That caught my attention. He said setting boundaries has given some people the idea that they have the right to cut people out of their lives rather than engage and resolve problems.
He’s probably right to some degree. There probably are some people who will use any excuse they can find to do what they want to do. For them, boundaries justifies their actions. But, in general, I’d like to see more people using boundaries, not less, as long as they are applied with wisdom and grace.
I started out my list of questions by referring to Jesus’ story of the “Good Samaritan”. This was a man who wasn’t afraid to drop everything to help someone. He didn’t use a boundary to save himself from helping the man. This is our starting point. This is the norm. But setting boundaries becomes important when you encounter destructive people. They aren’t victims like the Good Samaritan encountered. They are victimizers who take advantage of their relationship to you. When this happens you need to set boundaries to protect yourself from their abuse.
Questions to Help in Setting Boundaries
Here are some final questions to ask yourself when people ask you to “take their rope.” Track back to hear the original analogy.
- Am I trying to escape another responsibility by picking up this one? Check your motive. Caretakers love to take care of other people so they don’t have to deal with their own issues.
- Do I know how long a time commitment I’m signing up for? Am I being realistic? What if things don’t work out? What if it takes twice as long? Am I prepared for that? Do I have an exit plan? Be careful. Many people are overly optimistic and fail to count the cost.
- Who can I ask to help me? Just because you say “yes” doesn’t mean you have to go it alone. Form a team.
- Am I responding out of guilt? Good Christians should do this. My mom would do this. Am I responding out of obligation? You “owe” them. Am I responding out of shame? What will people say if I don’t? If the answer is “yes” that doesn’t necessarily mean you shouldn’t do it. It might just mean you need to change your motive.
- Can I do this and not be resentful? Play the martyr? Expect payback? Again, the answer might be “no” but maybe you just need to change your attitude. Learn to be a cheerful giver.
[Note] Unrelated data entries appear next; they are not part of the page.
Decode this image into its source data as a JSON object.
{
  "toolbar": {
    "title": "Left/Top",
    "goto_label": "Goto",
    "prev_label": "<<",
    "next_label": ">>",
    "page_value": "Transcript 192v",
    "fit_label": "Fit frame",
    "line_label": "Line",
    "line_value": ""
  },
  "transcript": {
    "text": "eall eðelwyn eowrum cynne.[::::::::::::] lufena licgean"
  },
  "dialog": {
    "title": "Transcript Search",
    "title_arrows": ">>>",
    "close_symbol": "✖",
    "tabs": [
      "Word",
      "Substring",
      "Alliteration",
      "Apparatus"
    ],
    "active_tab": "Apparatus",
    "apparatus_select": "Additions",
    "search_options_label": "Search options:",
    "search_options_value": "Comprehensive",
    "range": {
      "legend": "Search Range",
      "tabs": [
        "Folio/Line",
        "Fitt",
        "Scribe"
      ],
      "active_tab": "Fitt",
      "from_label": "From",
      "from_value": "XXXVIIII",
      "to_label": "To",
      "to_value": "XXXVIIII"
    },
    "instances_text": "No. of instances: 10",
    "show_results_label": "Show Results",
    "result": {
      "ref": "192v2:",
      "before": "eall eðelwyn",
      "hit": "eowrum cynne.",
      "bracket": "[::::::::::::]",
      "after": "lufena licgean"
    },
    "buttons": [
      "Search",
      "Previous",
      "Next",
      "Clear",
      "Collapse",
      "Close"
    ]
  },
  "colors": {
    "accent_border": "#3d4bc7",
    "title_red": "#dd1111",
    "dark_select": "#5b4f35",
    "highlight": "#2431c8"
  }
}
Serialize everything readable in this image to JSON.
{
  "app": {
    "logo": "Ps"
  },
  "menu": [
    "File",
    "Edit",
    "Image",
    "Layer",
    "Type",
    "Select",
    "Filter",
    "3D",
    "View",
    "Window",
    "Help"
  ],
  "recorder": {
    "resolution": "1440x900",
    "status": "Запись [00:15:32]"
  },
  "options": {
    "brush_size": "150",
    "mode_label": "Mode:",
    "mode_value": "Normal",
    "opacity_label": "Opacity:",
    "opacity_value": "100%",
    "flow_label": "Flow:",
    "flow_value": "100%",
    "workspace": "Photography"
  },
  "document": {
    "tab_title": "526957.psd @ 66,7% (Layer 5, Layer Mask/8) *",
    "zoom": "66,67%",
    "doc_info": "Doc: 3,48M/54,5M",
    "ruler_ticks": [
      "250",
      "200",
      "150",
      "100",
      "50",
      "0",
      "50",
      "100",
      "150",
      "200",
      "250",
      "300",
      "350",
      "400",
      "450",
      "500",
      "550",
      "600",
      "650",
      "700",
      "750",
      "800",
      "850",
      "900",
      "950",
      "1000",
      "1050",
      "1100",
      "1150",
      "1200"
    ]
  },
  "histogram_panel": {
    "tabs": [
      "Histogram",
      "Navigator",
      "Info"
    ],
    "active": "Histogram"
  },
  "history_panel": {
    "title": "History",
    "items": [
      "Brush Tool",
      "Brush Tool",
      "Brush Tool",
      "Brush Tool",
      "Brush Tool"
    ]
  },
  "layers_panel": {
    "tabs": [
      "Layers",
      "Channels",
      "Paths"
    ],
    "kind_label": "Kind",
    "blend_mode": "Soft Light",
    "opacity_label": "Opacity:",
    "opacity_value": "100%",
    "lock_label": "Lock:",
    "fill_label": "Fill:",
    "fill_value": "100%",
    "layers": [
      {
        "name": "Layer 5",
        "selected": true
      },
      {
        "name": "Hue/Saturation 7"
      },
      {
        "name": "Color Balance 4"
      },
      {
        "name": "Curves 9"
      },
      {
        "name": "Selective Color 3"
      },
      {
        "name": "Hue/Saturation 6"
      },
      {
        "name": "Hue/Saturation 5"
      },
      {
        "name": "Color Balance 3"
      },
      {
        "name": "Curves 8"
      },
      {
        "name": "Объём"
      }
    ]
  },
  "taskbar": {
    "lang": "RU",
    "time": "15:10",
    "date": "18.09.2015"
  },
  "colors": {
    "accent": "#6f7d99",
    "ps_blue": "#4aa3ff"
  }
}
Setting Boundaries is About Investing Well
You get the idea. I’m sure there are other questions to ask yourself. I’d love to hear what questions you ask yourself. The goal here is to be a wise investor. You don’t want to just invest your money wisely but your time and talent as well. We all have to answer to God for how we spend our time, money, and talent. Be careful not to let people manipulate you for their personal gain at your expense. But, as my friend warned, don’t use “boundaries” as an excuse to walk away from a hard relationship. God might be asking more of you than that.